Gestern Nachmittag stand der Preis von WTI (West Texas Intermediate) mit 108,54$ fast genau gleich wie der Preis von Brent mit 108,64$. Bereits am Freitag wurden WTI (ein leichtes, süssliches Rohöl aus den USA) und Brent (die wichtigste Rohölsorte in Europa) zum gleichen Preis gehandelt.
Das ist das erste Mal seit fast drei Jahren, bemerkt James Hamilton in seinem Blog dazu. Der an der University
of California, San Diego lehrende Wirtschaftsprofessor warnt zugleich vor
Erwartungen, dass die Situation anhalten würde.
Brent und WTI sind sehr ähnliche Produkte und werden historisch
im Wesentlichen für den gleichen Preis verkauft. Aber die steigende Produktion
aus Kanada und die zentralen Vereinigten Staaten haben die Kapazität für den
Transport von Rohöl aus Cushing, Oklahoma, wo bestehende Pipelines das Öl tragen, überwältigt. Daraus
hat sich ergeben, dass die US-Raffinerien an der Küste die hohen
Weltmarktpreise für das importierte Rohöl zahlen ,weil sie nicht fähig sind,
auf das Produkt in Cushing (ohne Zugang zum Meer) zuzugreifen.
Seit 2010 ist die Infrastruktur für den Transport und die
Lieferung von Rohöl zu den US-Raffinerien auf Schiene und Binnenschiff enorm
gewachsen. Dies hat zwar die Preisdifferenz (spread) zwischen Brent-WTI eingeengt, aber nicht ganz eliminieren können, da
Pipelines ein wirtschaftlicher effizienter (und umweltfreundlicher) Weg für den
Transport von Rohöl sind.
Preisdifferenz (spread)
zwischen Brent und WTI, Graph: Prof.
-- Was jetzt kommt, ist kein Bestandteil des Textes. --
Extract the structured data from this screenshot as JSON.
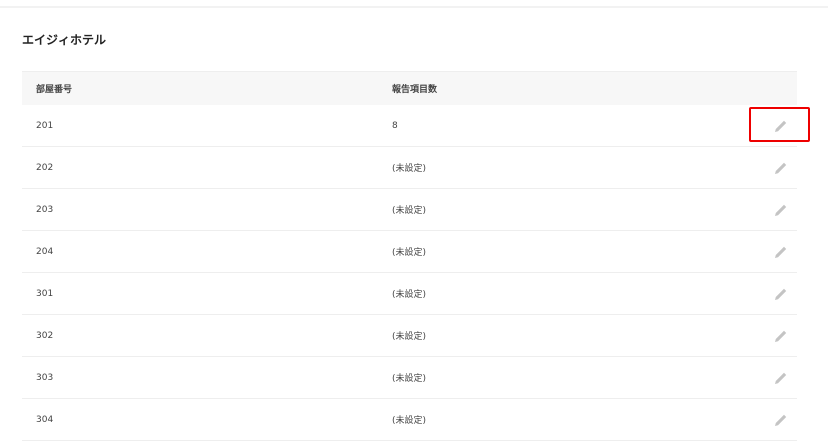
{
  "hotel_name": "エイジィホテル",
  "table": {
    "headers": [
      "部屋番号",
      "報告項目数"
    ],
    "rows": [
      {
        "room": "201",
        "count": "8"
      },
      {
        "room": "202",
        "count": "(未設定)"
      },
      {
        "room": "203",
        "count": "(未設定)"
      },
      {
        "room": "204",
        "count": "(未設定)"
      },
      {
        "room": "301",
        "count": "(未設定)"
      },
      {
        "room": "302",
        "count": "(未設定)"
      },
      {
        "room": "303",
        "count": "(未設定)"
      },
      {
        "room": "304",
        "count": "(未設定)"
      }
    ]
  },
  "icons": {
    "edit": "pencil-icon"
  },
  "colors": {
    "highlight": "#e00000",
    "icon": "#c4c4c4"
  }
}
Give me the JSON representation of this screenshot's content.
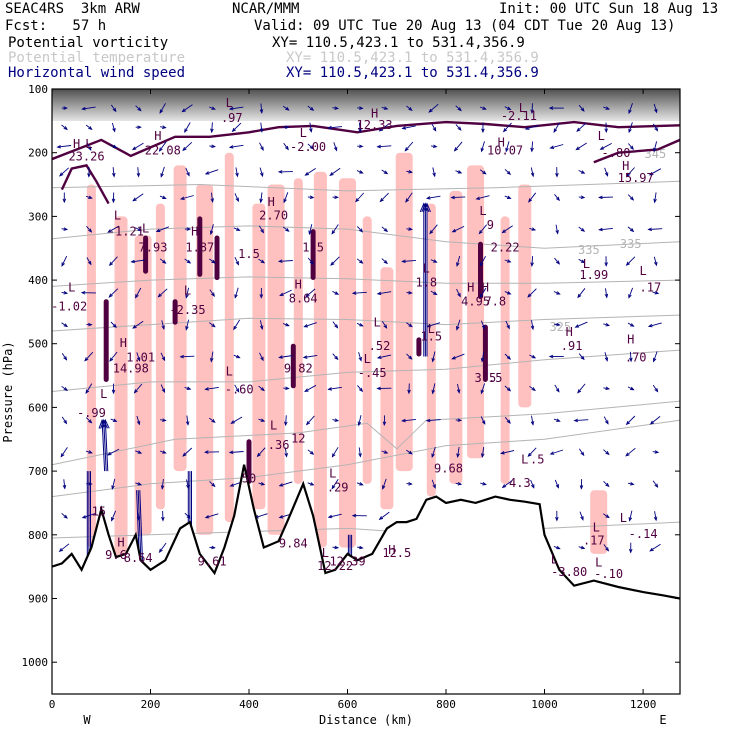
{
  "header": {
    "model": "SEAC4RS  3km ARW",
    "center": "NCAR/MMM",
    "init": "Init: 00 UTC Sun 18 Aug 13",
    "fcst": "Fcst:   57 h",
    "valid": "Valid: 09 UTC Tue 20 Aug 13 (04 CDT Tue 20 Aug 13)",
    "fields": [
      {
        "name": "Potential vorticity",
        "xy": "XY= 110.5,423.1 to 531.4,356.9",
        "color": "#000000"
      },
      {
        "name": "Potential temperature",
        "xy": "XY= 110.5,423.1 to 531.4,356.9",
        "color": "#c8c8c8"
      },
      {
        "name": "Horizontal wind speed",
        "xy": "XY= 110.5,423.1 to 531.4,356.9",
        "color": "#000080"
      }
    ]
  },
  "chart_data": {
    "type": "cross-section",
    "xlabel": "Distance (km)",
    "ylabel": "Pressure (hPa)",
    "xlim": [
      0,
      1275
    ],
    "ylim": [
      1050,
      100
    ],
    "x_ticks": [
      "0",
      "200",
      "400",
      "600",
      "800",
      "1000",
      "1200"
    ],
    "y_ticks": [
      "100",
      "200",
      "300",
      "400",
      "500",
      "600",
      "700",
      "800",
      "900",
      "1000"
    ],
    "x_end_labels": {
      "left": "W",
      "right": "E"
    },
    "colors": {
      "pv_fill": "#ffc0c0",
      "pv_contour": "#500040",
      "theta": "#b4b4b4",
      "wind": "#000080",
      "terrain": "#000000"
    },
    "terrain_profile": [
      [
        0,
        850
      ],
      [
        20,
        845
      ],
      [
        40,
        830
      ],
      [
        60,
        855
      ],
      [
        80,
        820
      ],
      [
        100,
        760
      ],
      [
        115,
        800
      ],
      [
        130,
        835
      ],
      [
        150,
        830
      ],
      [
        170,
        800
      ],
      [
        180,
        840
      ],
      [
        200,
        855
      ],
      [
        230,
        840
      ],
      [
        260,
        790
      ],
      [
        280,
        780
      ],
      [
        300,
        830
      ],
      [
        330,
        860
      ],
      [
        350,
        820
      ],
      [
        370,
        770
      ],
      [
        390,
        690
      ],
      [
        410,
        760
      ],
      [
        430,
        820
      ],
      [
        460,
        810
      ],
      [
        480,
        775
      ],
      [
        510,
        720
      ],
      [
        530,
        770
      ],
      [
        555,
        860
      ],
      [
        575,
        855
      ],
      [
        600,
        830
      ],
      [
        620,
        840
      ],
      [
        650,
        830
      ],
      [
        680,
        790
      ],
      [
        700,
        780
      ],
      [
        720,
        780
      ],
      [
        740,
        775
      ],
      [
        760,
        745
      ],
      [
        780,
        740
      ],
      [
        800,
        750
      ],
      [
        830,
        745
      ],
      [
        860,
        750
      ],
      [
        880,
        745
      ],
      [
        900,
        740
      ],
      [
        930,
        745
      ],
      [
        960,
        748
      ],
      [
        990,
        752
      ],
      [
        1000,
        800
      ],
      [
        1030,
        855
      ],
      [
        1060,
        880
      ],
      [
        1100,
        872
      ],
      [
        1150,
        882
      ],
      [
        1200,
        890
      ],
      [
        1240,
        895
      ],
      [
        1275,
        900
      ]
    ],
    "theta_isentropes": [
      {
        "label": "",
        "points": [
          [
            0,
            805
          ],
          [
            200,
            800
          ],
          [
            400,
            795
          ],
          [
            600,
            790
          ],
          [
            800,
            800
          ],
          [
            1000,
            790
          ],
          [
            1275,
            780
          ]
        ]
      },
      {
        "label": "",
        "points": [
          [
            0,
            740
          ],
          [
            200,
            720
          ],
          [
            400,
            710
          ],
          [
            600,
            690
          ],
          [
            800,
            660
          ],
          [
            1000,
            650
          ],
          [
            1275,
            620
          ]
        ]
      },
      {
        "label": "",
        "points": [
          [
            0,
            690
          ],
          [
            250,
            650
          ],
          [
            500,
            640
          ],
          [
            640,
            625
          ],
          [
            700,
            665
          ],
          [
            760,
            620
          ],
          [
            1000,
            610
          ],
          [
            1275,
            590
          ]
        ]
      },
      {
        "label": "",
        "points": [
          [
            0,
            575
          ],
          [
            200,
            560
          ],
          [
            400,
            560
          ],
          [
            600,
            545
          ],
          [
            800,
            540
          ],
          [
            1000,
            525
          ],
          [
            1275,
            510
          ]
        ]
      },
      {
        "label": "325",
        "points": [
          [
            0,
            480
          ],
          [
            200,
            470
          ],
          [
            400,
            460
          ],
          [
            600,
            462
          ],
          [
            800,
            470
          ],
          [
            1000,
            462
          ],
          [
            1275,
            455
          ]
        ]
      },
      {
        "label": "",
        "points": [
          [
            0,
            410
          ],
          [
            200,
            400
          ],
          [
            400,
            395
          ],
          [
            600,
            398
          ],
          [
            800,
            405
          ],
          [
            1000,
            405
          ],
          [
            1275,
            400
          ]
        ]
      },
      {
        "label": "335",
        "points": [
          [
            0,
            335
          ],
          [
            200,
            320
          ],
          [
            400,
            315
          ],
          [
            600,
            320
          ],
          [
            800,
            340
          ],
          [
            1000,
            350
          ],
          [
            1275,
            340
          ]
        ]
      },
      {
        "label": "345",
        "points": [
          [
            0,
            255
          ],
          [
            300,
            250
          ],
          [
            600,
            260
          ],
          [
            900,
            255
          ],
          [
            1275,
            245
          ]
        ]
      }
    ],
    "theta_label_points": [
      {
        "text": "345",
        "x": 1225,
        "y": 208
      },
      {
        "text": "335",
        "x": 1175,
        "y": 350
      },
      {
        "text": "335",
        "x": 1090,
        "y": 359
      },
      {
        "text": "325",
        "x": 1032,
        "y": 480
      }
    ],
    "pv_contour_paths": [
      [
        [
          0,
          210
        ],
        [
          100,
          180
        ],
        [
          160,
          205
        ],
        [
          250,
          175
        ],
        [
          320,
          175
        ],
        [
          400,
          168
        ],
        [
          460,
          160
        ],
        [
          530,
          158
        ],
        [
          620,
          168
        ],
        [
          700,
          158
        ],
        [
          800,
          152
        ],
        [
          880,
          155
        ],
        [
          960,
          160
        ],
        [
          1060,
          152
        ],
        [
          1150,
          160
        ],
        [
          1275,
          157
        ]
      ],
      [
        [
          20,
          258
        ],
        [
          40,
          225
        ],
        [
          70,
          220
        ],
        [
          90,
          245
        ],
        [
          115,
          280
        ]
      ],
      [
        [
          1100,
          215
        ],
        [
          1150,
          200
        ],
        [
          1230,
          195
        ],
        [
          1275,
          180
        ]
      ]
    ],
    "pv_towers": [
      {
        "x": 110,
        "top": 430,
        "bottom": 560
      },
      {
        "x": 190,
        "top": 330,
        "bottom": 390
      },
      {
        "x": 250,
        "top": 430,
        "bottom": 470
      },
      {
        "x": 300,
        "top": 300,
        "bottom": 395
      },
      {
        "x": 335,
        "top": 330,
        "bottom": 400
      },
      {
        "x": 400,
        "top": 650,
        "bottom": 720
      },
      {
        "x": 490,
        "top": 500,
        "bottom": 570
      },
      {
        "x": 530,
        "top": 320,
        "bottom": 400
      },
      {
        "x": 745,
        "top": 490,
        "bottom": 520
      },
      {
        "x": 870,
        "top": 340,
        "bottom": 430
      },
      {
        "x": 880,
        "top": 470,
        "bottom": 560
      }
    ],
    "pv_fill_columns": [
      {
        "x": 80,
        "top": 250,
        "bottom": 820
      },
      {
        "x": 140,
        "top": 300,
        "bottom": 840
      },
      {
        "x": 185,
        "top": 330,
        "bottom": 800
      },
      {
        "x": 220,
        "top": 280,
        "bottom": 760
      },
      {
        "x": 260,
        "top": 220,
        "bottom": 700
      },
      {
        "x": 310,
        "top": 250,
        "bottom": 800
      },
      {
        "x": 360,
        "top": 200,
        "bottom": 780
      },
      {
        "x": 420,
        "top": 280,
        "bottom": 760
      },
      {
        "x": 455,
        "top": 250,
        "bottom": 800
      },
      {
        "x": 500,
        "top": 240,
        "bottom": 720
      },
      {
        "x": 545,
        "top": 230,
        "bottom": 820
      },
      {
        "x": 600,
        "top": 240,
        "bottom": 820
      },
      {
        "x": 640,
        "top": 300,
        "bottom": 720
      },
      {
        "x": 680,
        "top": 380,
        "bottom": 760
      },
      {
        "x": 715,
        "top": 200,
        "bottom": 700
      },
      {
        "x": 770,
        "top": 280,
        "bottom": 740
      },
      {
        "x": 820,
        "top": 260,
        "bottom": 720
      },
      {
        "x": 860,
        "top": 220,
        "bottom": 680
      },
      {
        "x": 920,
        "top": 300,
        "bottom": 720
      },
      {
        "x": 960,
        "top": 250,
        "bottom": 600
      },
      {
        "x": 1110,
        "top": 730,
        "bottom": 830
      }
    ],
    "extrema_labels": [
      {
        "text": "L",
        "x": 360,
        "y": 128
      },
      {
        "text": ".97",
        "x": 365,
        "y": 152
      },
      {
        "text": "H",
        "x": 655,
        "y": 145
      },
      {
        "text": "12.33",
        "x": 655,
        "y": 163
      },
      {
        "text": "L",
        "x": 955,
        "y": 136
      },
      {
        "text": "-2.11",
        "x": 948,
        "y": 149
      },
      {
        "text": "H",
        "x": 50,
        "y": 193
      },
      {
        "text": "L",
        "x": 75,
        "y": 193
      },
      {
        "text": "23.26",
        "x": 70,
        "y": 212
      },
      {
        "text": "H",
        "x": 215,
        "y": 180
      },
      {
        "text": "22.08",
        "x": 225,
        "y": 203
      },
      {
        "text": "L",
        "x": 510,
        "y": 175
      },
      {
        "text": "-2.00",
        "x": 520,
        "y": 197
      },
      {
        "text": "H",
        "x": 912,
        "y": 190
      },
      {
        "text": "10.07",
        "x": 920,
        "y": 203
      },
      {
        "text": "L",
        "x": 1115,
        "y": 180
      },
      {
        "text": "-.80",
        "x": 1145,
        "y": 207
      },
      {
        "text": "H",
        "x": 1165,
        "y": 227
      },
      {
        "text": "15.97",
        "x": 1185,
        "y": 246
      },
      {
        "text": "H",
        "x": 445,
        "y": 284
      },
      {
        "text": "2.70",
        "x": 450,
        "y": 305
      },
      {
        "text": "L",
        "x": 133,
        "y": 305
      },
      {
        "text": "-1.21",
        "x": 150,
        "y": 330
      },
      {
        "text": "L",
        "x": 190,
        "y": 325
      },
      {
        "text": "7.93",
        "x": 205,
        "y": 355
      },
      {
        "text": "H",
        "x": 290,
        "y": 330
      },
      {
        "text": "1.87",
        "x": 300,
        "y": 355
      },
      {
        "text": "1.5",
        "x": 400,
        "y": 365
      },
      {
        "text": "1.5",
        "x": 530,
        "y": 355
      },
      {
        "text": "L",
        "x": 875,
        "y": 298
      },
      {
        "text": "9",
        "x": 890,
        "y": 320
      },
      {
        "text": "2.22",
        "x": 920,
        "y": 355
      },
      {
        "text": "L",
        "x": 760,
        "y": 388
      },
      {
        "text": "1.8",
        "x": 760,
        "y": 410
      },
      {
        "text": "L",
        "x": 1085,
        "y": 381
      },
      {
        "text": "1.99",
        "x": 1100,
        "y": 398
      },
      {
        "text": "L",
        "x": 1200,
        "y": 392
      },
      {
        "text": ".17",
        "x": 1215,
        "y": 418
      },
      {
        "text": "L",
        "x": 40,
        "y": 418
      },
      {
        "text": "-1.02",
        "x": 35,
        "y": 448
      },
      {
        "text": "L",
        "x": 275,
        "y": 423
      },
      {
        "text": "-2.35",
        "x": 275,
        "y": 453
      },
      {
        "text": "H",
        "x": 500,
        "y": 413
      },
      {
        "text": "8.64",
        "x": 510,
        "y": 435
      },
      {
        "text": "H",
        "x": 850,
        "y": 418
      },
      {
        "text": "4.95",
        "x": 860,
        "y": 440
      },
      {
        "text": "H",
        "x": 880,
        "y": 418
      },
      {
        "text": "7.8",
        "x": 900,
        "y": 440
      },
      {
        "text": "L",
        "x": 660,
        "y": 473
      },
      {
        "text": ".52",
        "x": 665,
        "y": 510
      },
      {
        "text": "L",
        "x": 770,
        "y": 483
      },
      {
        "text": "1.5",
        "x": 770,
        "y": 495
      },
      {
        "text": "H",
        "x": 1050,
        "y": 488
      },
      {
        "text": ".91",
        "x": 1055,
        "y": 510
      },
      {
        "text": "H",
        "x": 1175,
        "y": 500
      },
      {
        "text": ".70",
        "x": 1185,
        "y": 528
      },
      {
        "text": "H",
        "x": 145,
        "y": 505
      },
      {
        "text": "1.01",
        "x": 180,
        "y": 528
      },
      {
        "text": "14.98",
        "x": 160,
        "y": 545
      },
      {
        "text": "L",
        "x": 640,
        "y": 530
      },
      {
        "text": "-.45",
        "x": 650,
        "y": 552
      },
      {
        "text": "9.82",
        "x": 500,
        "y": 545
      },
      {
        "text": "L",
        "x": 360,
        "y": 550
      },
      {
        "text": "-.60",
        "x": 380,
        "y": 578
      },
      {
        "text": "3.5",
        "x": 880,
        "y": 560
      },
      {
        "text": ".5",
        "x": 900,
        "y": 560
      },
      {
        "text": "L",
        "x": 105,
        "y": 585
      },
      {
        "text": "-.99",
        "x": 80,
        "y": 615
      },
      {
        "text": "L",
        "x": 450,
        "y": 635
      },
      {
        "text": ".36",
        "x": 460,
        "y": 665
      },
      {
        "text": "12",
        "x": 500,
        "y": 655
      },
      {
        "text": "9.68",
        "x": 805,
        "y": 702
      },
      {
        "text": "L",
        "x": 960,
        "y": 688
      },
      {
        "text": ".5",
        "x": 985,
        "y": 688
      },
      {
        "text": "4.3",
        "x": 950,
        "y": 725
      },
      {
        "text": "50",
        "x": 400,
        "y": 718
      },
      {
        "text": "L",
        "x": 570,
        "y": 710
      },
      {
        "text": ".29",
        "x": 580,
        "y": 732
      },
      {
        "text": "L",
        "x": 1105,
        "y": 795
      },
      {
        "text": ".17",
        "x": 1100,
        "y": 815
      },
      {
        "text": "L",
        "x": 1160,
        "y": 780
      },
      {
        "text": "-.14",
        "x": 1200,
        "y": 805
      },
      {
        "text": "15",
        "x": 95,
        "y": 770
      },
      {
        "text": "H",
        "x": 140,
        "y": 818
      },
      {
        "text": "9.6",
        "x": 130,
        "y": 838
      },
      {
        "text": "8.64",
        "x": 175,
        "y": 843
      },
      {
        "text": "9.61",
        "x": 325,
        "y": 848
      },
      {
        "text": "9.84",
        "x": 490,
        "y": 820
      },
      {
        "text": "L",
        "x": 555,
        "y": 835
      },
      {
        "text": "12.22",
        "x": 575,
        "y": 855
      },
      {
        "text": "12.39",
        "x": 600,
        "y": 848
      },
      {
        "text": "H",
        "x": 690,
        "y": 830
      },
      {
        "text": "12.5",
        "x": 700,
        "y": 835
      },
      {
        "text": "L",
        "x": 1020,
        "y": 845
      },
      {
        "text": "-3.80",
        "x": 1050,
        "y": 865
      },
      {
        "text": "L",
        "x": 1110,
        "y": 850
      },
      {
        "text": "-.10",
        "x": 1130,
        "y": 868
      }
    ],
    "wind_vectors": [
      {
        "x": 75,
        "p": 700,
        "dx": 0,
        "dp": 210
      },
      {
        "x": 110,
        "p": 700,
        "dx": -5,
        "dp": -80
      },
      {
        "x": 175,
        "p": 730,
        "dx": 10,
        "dp": 200
      },
      {
        "x": 280,
        "p": 700,
        "dx": 0,
        "dp": 175
      },
      {
        "x": 505,
        "p": 760,
        "dx": 5,
        "dp": 160
      },
      {
        "x": 605,
        "p": 800,
        "dx": 0,
        "dp": 95
      },
      {
        "x": 758,
        "p": 520,
        "dx": 0,
        "dp": -240
      }
    ],
    "vector_grid": {
      "x_step": 50,
      "p_levels": [
        130,
        160,
        190,
        230,
        270,
        320,
        370,
        420,
        470,
        520,
        570,
        620,
        670,
        720,
        770,
        820
      ]
    }
  }
}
James Hamilton
Die Pipeline-Infrastruktur wird allmählich ausgebaut, um
mehr Erdöl aus den zentralen US-Raffinerien in die Küstennähe zu liefern:
Die Seaway Pipeline
transportiert täglich rund 300‘000 Barrel aus Cushing.
Die umgekehrte Fliessrichtung durch die Magellan Longhorn Pipeline (Kapazität 225‘000 Barrel pro Tag) hat
bereits angefangen, Rohöl direkt aus West-Texas zu den Raffinerien in Houston
(durch Umgehung der Schwemme in Cushing) zu liefern.
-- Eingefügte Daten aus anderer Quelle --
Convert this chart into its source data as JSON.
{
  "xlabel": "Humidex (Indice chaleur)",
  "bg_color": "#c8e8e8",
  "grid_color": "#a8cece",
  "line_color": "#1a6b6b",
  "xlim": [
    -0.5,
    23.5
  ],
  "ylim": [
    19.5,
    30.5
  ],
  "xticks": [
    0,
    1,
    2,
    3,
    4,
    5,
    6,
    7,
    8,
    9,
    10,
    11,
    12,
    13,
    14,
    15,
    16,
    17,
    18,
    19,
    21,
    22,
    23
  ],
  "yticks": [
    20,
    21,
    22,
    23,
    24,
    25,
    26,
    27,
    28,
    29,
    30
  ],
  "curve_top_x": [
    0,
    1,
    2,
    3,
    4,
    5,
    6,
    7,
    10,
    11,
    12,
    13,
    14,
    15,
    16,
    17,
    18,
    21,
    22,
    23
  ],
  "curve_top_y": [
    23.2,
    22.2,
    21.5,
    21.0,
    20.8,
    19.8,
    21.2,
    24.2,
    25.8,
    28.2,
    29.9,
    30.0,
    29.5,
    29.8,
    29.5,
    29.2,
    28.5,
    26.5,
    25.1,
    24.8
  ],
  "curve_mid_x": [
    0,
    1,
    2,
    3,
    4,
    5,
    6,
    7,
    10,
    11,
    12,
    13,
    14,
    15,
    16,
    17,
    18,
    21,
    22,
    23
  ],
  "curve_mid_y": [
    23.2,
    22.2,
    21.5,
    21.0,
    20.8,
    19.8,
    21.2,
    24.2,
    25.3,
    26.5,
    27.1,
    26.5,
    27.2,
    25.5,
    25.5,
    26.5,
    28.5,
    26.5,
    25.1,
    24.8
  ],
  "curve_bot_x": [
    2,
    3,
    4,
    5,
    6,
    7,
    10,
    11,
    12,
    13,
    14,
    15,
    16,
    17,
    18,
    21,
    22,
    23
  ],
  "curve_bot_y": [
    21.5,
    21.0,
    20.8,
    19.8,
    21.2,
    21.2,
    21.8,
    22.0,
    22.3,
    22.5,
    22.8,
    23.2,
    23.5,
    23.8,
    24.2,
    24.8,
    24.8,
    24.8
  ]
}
Auch die Verbesserung der Raffinerie (400‘000 Fass pro Tag)
in Whiting, Indiana hilft, die
Schwemme in Cushing zu entlasten.
All das hat laut Hamilton dazu beigetragen, die Lagerbestände an Rohöl im Mittleren Westen
abzuzapfen, bis auf das Niveau im Dezember, obwohl es einen langen Weg gibt, zu
gehen.
Ferner soll das Keystone-Projekt
(700‘000 Barrel pro Tag) Rohöl aus Cushing an die Küste liefern. Die Aufnahme
des Betirebs dürfte bis Ende Jahr geschehen. Aber auch andere Projekte werden
wahrscheinlich bald noch mehr Rohöl aus Kanada und den USA nach Cushing
bringen, z.B. durch das South Flanagan
Projekt.
All dies bedeutet, dass das Verschwinden der Preisdifferenz
von Brent-WTI sich als kurzlebiges Phänomen erweisen wird, hält Hamilton als Fazit fest.